眼前一片漆黑,溫度非常低,就像置身冰庫一樣,隻穿了一件短袖的他被凍得直打哆嗦。
「唔——」
他想喊,發現嘴巴被什麼東西給堵上了,手腳也被束縛住了,根本動不了。
他這一驚非同小可,用力掙紮了起來。
他的雙手被反綁在身後,跟兩隻腳綁在一塊。
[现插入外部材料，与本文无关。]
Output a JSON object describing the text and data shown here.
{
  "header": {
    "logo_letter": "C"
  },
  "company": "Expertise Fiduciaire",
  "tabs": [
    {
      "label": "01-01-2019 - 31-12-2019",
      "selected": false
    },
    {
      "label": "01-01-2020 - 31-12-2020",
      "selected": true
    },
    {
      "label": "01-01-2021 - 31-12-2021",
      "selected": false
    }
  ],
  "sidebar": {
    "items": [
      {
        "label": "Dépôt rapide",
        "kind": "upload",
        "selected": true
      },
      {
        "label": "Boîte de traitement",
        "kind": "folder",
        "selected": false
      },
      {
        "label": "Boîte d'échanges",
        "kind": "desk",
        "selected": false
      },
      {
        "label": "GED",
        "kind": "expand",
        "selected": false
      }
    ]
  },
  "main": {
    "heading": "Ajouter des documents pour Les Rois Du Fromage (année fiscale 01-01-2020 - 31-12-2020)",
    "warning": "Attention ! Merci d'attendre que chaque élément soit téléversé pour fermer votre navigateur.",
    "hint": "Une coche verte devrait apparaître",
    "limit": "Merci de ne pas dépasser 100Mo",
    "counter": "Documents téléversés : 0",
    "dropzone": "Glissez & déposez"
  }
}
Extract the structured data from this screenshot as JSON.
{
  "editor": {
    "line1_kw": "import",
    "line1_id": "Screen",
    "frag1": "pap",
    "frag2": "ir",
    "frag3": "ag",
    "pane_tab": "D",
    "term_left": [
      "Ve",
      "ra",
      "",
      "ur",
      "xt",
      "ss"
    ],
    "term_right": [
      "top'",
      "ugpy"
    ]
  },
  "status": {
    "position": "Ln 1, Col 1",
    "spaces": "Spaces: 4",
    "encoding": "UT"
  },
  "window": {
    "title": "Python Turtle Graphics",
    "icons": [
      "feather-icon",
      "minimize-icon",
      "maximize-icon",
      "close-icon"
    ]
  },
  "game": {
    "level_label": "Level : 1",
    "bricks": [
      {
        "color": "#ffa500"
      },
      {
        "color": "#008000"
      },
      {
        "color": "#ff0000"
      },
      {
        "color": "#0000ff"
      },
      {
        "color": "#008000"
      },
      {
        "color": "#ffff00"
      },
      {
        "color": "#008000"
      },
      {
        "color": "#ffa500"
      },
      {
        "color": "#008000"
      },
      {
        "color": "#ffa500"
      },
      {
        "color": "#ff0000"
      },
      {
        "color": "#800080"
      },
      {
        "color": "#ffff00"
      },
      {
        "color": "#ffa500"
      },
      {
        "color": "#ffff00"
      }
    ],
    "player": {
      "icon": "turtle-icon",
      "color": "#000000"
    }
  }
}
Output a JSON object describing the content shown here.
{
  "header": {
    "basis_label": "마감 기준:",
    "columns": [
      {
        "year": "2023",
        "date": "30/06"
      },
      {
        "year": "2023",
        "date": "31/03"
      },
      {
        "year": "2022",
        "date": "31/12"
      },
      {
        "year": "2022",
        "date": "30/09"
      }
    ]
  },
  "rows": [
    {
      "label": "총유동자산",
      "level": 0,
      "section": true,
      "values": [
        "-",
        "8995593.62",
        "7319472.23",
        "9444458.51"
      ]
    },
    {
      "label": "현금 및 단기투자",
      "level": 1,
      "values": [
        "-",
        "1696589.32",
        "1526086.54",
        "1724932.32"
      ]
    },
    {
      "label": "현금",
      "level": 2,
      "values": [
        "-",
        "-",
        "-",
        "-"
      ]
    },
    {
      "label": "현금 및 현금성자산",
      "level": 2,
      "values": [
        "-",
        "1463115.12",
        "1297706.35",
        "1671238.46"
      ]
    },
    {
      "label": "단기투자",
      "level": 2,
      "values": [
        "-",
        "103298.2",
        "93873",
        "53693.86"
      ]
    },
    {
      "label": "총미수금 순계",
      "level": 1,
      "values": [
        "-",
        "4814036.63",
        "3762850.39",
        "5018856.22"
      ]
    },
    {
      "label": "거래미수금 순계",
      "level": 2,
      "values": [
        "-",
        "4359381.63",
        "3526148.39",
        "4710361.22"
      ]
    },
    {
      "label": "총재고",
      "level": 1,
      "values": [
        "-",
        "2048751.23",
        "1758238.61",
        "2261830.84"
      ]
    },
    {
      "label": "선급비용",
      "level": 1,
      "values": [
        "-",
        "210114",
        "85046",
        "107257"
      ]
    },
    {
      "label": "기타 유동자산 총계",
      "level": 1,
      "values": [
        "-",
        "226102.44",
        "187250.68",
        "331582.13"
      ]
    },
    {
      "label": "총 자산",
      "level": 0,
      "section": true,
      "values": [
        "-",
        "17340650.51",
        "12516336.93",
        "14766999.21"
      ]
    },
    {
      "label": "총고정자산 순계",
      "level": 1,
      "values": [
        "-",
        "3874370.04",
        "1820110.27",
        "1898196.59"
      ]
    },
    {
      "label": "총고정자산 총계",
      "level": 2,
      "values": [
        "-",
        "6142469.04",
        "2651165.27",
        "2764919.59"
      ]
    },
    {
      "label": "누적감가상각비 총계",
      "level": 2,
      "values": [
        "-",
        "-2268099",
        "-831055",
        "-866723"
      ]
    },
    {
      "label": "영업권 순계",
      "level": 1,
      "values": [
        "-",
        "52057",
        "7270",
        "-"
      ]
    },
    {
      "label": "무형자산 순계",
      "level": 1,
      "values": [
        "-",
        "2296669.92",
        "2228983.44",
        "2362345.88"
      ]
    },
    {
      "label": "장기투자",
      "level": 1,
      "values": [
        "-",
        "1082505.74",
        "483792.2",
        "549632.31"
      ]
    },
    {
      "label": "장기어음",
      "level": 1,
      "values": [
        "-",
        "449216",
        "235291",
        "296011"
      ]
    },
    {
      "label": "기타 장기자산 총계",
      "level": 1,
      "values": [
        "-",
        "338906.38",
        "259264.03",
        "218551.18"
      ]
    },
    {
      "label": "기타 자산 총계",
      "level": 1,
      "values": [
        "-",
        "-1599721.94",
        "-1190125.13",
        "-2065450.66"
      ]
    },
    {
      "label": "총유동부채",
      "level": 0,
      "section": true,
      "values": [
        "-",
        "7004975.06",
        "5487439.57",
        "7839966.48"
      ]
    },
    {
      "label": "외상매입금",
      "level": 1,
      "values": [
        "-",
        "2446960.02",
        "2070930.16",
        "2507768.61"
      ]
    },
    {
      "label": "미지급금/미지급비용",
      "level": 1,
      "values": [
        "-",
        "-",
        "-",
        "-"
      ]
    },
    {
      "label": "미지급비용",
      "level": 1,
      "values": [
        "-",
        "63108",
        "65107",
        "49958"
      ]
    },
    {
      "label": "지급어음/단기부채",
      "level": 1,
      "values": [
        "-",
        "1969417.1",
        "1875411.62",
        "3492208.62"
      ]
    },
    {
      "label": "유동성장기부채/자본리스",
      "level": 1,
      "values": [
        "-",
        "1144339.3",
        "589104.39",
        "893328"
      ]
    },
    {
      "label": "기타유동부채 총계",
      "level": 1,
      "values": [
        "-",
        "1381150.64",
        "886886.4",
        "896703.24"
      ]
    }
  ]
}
整個人被綁成了一個蝦狀。
很快就折騰累了,不再白費力氣。
陳臨終於想起了昏迷前發生的事情,有些難以置信,「我被綁架了?」
他無論如何也想不到,自己這輩子居然能跟綁架扯上關係。
「是因為徐文熙!」
很快,他就意識到了這一點。
顯然,綁匪的目標是徐文熙,他因為人在現場,目擊了綁架的過程,所以也被綁了。
靠!
陳臨這會兒連生氣的力氣都冇有了,反正碰到這個女人,就冇好事。
「唔唔——」
突然,他聽到身後有動靜,應該是徐文熙醒了。
身後的人掙紮了一會,似乎發現這樣是無用功,消停了下來。
又過了一會,就在陳臨終於將嘴裡塞著的東西吐出來的時候,聽到一陣吱吖的金屬軸摩擦聲——他一聽就知道這是什麼聲音。
貨車的廂櫃開關門時,就是這種聲音。
這應該是一台冷藏貨運車,怪不得這麼冷。
這時,貨櫃的門開啟,一道亮光照了進來。
一個有些沙啞的聲音傳了進來,「徐總,又見麵了。」
陳臨心中一緊,綁匪終於露麵了。